BertieBigBollox wrote ...
Not a spark out of anything except for the LED on the mobo.
Under the following conditions:
- PSU's 20- or 24-pin connector is *not* connected to the motherboard.
- PS-ON (green wire) shorted to ground (black wire) in the 20- or
24-pin connector.
- A working hard drive is connected to a power tap to provide a load
on the PSU.
Did you then:
- See the fan inside the PSU spin up?
- Hear the hard disk spin up?
- Measure the 5V and 12V wires on the power tap used for the hard
disk?
Under the following minimal hardware setup:
- Remove all daughtercards from slots leaving only one video card
installed.
- Remove all memory except for one stick.

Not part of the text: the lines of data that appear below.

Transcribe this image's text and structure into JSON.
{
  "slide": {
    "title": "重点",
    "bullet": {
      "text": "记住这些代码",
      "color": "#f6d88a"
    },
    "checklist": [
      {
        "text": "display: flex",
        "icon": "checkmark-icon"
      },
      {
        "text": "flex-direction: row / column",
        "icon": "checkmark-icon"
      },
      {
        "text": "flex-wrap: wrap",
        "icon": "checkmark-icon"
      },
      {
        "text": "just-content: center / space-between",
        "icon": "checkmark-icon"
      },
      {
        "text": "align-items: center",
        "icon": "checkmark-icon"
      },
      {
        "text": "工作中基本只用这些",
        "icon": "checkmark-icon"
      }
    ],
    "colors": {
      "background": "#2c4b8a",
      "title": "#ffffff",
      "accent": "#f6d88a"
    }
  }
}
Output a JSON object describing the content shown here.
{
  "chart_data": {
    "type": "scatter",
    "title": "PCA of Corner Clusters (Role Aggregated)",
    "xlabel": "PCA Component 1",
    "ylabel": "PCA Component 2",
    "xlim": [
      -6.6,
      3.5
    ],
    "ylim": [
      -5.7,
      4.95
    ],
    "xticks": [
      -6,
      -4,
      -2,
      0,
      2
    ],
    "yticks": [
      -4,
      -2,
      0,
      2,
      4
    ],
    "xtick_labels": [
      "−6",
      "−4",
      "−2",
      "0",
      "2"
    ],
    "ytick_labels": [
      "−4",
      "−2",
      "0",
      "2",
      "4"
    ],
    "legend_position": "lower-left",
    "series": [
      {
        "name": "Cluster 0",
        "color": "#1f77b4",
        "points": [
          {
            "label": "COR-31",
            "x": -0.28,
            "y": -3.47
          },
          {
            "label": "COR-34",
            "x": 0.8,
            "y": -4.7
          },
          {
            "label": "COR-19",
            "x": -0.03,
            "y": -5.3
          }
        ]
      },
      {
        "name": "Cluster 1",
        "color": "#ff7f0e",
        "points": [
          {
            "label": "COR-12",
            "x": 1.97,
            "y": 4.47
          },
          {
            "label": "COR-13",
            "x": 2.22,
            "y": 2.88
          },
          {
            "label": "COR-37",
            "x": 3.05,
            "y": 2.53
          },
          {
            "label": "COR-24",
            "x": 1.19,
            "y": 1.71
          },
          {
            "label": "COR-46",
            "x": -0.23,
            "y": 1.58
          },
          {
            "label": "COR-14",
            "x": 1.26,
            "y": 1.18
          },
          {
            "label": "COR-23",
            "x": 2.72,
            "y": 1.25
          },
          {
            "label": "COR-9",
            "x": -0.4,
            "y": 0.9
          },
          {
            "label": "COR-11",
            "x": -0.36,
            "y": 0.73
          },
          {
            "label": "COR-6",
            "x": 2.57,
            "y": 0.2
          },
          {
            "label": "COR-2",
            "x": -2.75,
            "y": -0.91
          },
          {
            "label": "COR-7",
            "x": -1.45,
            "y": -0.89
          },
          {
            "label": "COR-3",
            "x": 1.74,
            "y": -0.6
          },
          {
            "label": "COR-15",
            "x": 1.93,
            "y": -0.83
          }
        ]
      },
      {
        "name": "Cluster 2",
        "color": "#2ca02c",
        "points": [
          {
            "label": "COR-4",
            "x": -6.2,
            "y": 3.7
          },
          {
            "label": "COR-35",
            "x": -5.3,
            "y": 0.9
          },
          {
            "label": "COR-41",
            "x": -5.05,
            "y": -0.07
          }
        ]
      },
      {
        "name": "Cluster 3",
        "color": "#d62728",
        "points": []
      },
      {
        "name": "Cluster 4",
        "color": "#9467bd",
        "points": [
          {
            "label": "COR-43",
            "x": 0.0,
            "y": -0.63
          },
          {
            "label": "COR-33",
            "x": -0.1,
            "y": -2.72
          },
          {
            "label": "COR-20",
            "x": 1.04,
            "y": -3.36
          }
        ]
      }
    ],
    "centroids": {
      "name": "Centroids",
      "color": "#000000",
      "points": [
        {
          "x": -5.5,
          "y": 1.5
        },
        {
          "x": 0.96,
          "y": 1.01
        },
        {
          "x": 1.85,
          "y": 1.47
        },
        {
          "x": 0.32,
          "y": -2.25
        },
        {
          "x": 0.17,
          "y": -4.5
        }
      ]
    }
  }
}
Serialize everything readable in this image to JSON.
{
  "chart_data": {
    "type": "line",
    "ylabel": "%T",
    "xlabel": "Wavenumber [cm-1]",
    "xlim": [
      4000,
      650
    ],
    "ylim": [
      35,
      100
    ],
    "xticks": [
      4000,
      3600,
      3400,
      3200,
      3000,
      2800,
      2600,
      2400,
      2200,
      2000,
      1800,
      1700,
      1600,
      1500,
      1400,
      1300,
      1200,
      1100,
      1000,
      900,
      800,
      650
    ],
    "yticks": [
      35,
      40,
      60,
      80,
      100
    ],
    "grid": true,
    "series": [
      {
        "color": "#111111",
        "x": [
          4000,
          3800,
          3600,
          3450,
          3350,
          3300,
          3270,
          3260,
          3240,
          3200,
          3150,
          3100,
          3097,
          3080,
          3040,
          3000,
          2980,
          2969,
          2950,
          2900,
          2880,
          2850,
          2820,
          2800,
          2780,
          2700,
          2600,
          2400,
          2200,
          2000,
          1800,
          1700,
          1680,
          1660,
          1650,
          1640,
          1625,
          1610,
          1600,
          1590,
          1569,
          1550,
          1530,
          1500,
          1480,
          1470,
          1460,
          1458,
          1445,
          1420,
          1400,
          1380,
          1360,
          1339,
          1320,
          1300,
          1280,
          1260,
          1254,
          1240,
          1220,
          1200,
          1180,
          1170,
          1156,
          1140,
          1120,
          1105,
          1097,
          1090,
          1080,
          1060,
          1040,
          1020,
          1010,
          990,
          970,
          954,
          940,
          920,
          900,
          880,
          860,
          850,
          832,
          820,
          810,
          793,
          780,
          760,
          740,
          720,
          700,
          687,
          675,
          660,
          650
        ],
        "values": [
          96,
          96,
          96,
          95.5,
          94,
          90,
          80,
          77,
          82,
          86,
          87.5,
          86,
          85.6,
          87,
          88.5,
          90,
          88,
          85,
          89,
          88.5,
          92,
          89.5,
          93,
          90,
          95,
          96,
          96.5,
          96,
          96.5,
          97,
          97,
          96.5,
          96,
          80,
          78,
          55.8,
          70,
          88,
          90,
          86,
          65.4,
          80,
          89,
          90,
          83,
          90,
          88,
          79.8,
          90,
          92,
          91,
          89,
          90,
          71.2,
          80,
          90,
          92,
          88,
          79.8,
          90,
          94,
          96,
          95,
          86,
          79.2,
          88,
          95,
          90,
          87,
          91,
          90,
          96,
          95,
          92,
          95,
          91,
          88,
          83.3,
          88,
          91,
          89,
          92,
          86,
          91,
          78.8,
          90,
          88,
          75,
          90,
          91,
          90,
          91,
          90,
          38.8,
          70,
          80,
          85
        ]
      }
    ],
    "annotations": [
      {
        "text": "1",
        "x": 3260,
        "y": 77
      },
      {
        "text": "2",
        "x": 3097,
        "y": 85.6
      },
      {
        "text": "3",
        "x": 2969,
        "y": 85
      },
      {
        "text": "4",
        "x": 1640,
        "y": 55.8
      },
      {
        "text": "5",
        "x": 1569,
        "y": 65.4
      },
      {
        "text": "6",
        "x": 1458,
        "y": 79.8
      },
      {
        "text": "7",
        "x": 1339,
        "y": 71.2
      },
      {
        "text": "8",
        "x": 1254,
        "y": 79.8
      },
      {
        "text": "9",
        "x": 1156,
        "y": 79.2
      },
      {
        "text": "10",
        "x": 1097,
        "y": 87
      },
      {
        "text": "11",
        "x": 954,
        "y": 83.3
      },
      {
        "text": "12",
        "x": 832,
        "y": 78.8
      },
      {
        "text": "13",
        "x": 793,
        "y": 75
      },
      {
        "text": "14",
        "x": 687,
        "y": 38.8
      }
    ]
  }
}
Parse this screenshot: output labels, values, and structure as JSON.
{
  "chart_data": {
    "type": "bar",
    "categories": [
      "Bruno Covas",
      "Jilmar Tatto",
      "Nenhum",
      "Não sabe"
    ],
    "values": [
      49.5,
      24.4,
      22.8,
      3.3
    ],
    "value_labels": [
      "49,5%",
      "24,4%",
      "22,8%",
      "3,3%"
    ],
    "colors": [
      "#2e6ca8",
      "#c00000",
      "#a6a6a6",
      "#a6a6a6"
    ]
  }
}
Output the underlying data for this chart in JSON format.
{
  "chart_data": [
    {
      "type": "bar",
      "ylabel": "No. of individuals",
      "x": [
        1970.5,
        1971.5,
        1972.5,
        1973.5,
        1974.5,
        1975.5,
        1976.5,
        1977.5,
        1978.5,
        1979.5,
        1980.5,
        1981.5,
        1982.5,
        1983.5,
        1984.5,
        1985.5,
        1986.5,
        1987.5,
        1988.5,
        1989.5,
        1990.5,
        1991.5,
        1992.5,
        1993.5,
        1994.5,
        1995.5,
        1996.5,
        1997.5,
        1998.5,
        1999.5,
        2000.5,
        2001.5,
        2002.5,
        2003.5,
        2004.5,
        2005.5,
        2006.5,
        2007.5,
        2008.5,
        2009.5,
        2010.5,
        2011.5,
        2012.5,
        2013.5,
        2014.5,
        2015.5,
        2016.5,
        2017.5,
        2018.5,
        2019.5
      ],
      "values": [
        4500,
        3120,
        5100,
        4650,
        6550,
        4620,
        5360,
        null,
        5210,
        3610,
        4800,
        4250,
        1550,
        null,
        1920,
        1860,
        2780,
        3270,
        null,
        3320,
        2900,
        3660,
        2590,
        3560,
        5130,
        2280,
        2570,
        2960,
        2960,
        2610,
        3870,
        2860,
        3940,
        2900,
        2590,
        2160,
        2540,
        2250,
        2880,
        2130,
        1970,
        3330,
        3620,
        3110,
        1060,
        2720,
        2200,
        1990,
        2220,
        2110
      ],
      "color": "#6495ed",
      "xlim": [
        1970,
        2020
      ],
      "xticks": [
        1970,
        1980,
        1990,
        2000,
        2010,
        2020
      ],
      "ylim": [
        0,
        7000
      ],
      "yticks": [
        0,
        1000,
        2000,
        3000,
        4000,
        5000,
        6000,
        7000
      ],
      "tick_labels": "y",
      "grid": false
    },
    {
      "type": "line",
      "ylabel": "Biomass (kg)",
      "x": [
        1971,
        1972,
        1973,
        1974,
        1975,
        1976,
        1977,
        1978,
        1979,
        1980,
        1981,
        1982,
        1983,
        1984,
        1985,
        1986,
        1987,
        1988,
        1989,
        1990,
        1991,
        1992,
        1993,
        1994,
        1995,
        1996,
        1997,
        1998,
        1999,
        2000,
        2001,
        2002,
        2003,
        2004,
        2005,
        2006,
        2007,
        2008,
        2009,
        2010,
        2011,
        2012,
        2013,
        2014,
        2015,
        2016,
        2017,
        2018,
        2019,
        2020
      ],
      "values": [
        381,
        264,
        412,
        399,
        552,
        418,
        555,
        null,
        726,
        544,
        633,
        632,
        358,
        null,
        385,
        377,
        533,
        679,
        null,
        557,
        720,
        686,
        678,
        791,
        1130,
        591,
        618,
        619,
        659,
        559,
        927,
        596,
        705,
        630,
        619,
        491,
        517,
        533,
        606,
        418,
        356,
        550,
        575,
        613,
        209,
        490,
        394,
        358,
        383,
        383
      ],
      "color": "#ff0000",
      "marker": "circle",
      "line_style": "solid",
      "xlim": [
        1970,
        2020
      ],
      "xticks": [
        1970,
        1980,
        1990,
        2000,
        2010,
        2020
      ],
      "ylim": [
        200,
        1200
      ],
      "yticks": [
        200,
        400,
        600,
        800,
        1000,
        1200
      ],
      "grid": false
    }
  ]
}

- Remove all but one hard disk.
- Disconnect removable drives (floppy, CD/DVD, Zip).
- All case fans disconnected (you have the side panel removed at this
time).
- 20- or 24-pin connector from PSU connected to header on motherboard.
Did you then:
- See the system power up?
- See any jitter of movement by the CPU, chipset, or any other fan?
- See if the PSU's fan spinning?
- Hear the hard drive spin up?
Check if the Power or Reset switches are defective. Remove the wires
for both the Power and Reset button switches from the header pins on
the motherboard. If there is no white ink printing on the motherboard
to denote which pins are for what function, write down to which pins
the wires went. Then temporarily short across the 2-pin Pwr header on
the motherboard to emulate the momentary switching for the Power
button. You might be able to use a jumper to do the shorting (there
might be one hanging on the CMOS reset pins that you could use). If
it powers up now, one or both of the case switches for Power or Reset
are defective. Check if the buttons above the switches are damaged.
Could be they got smacked and are stuck in.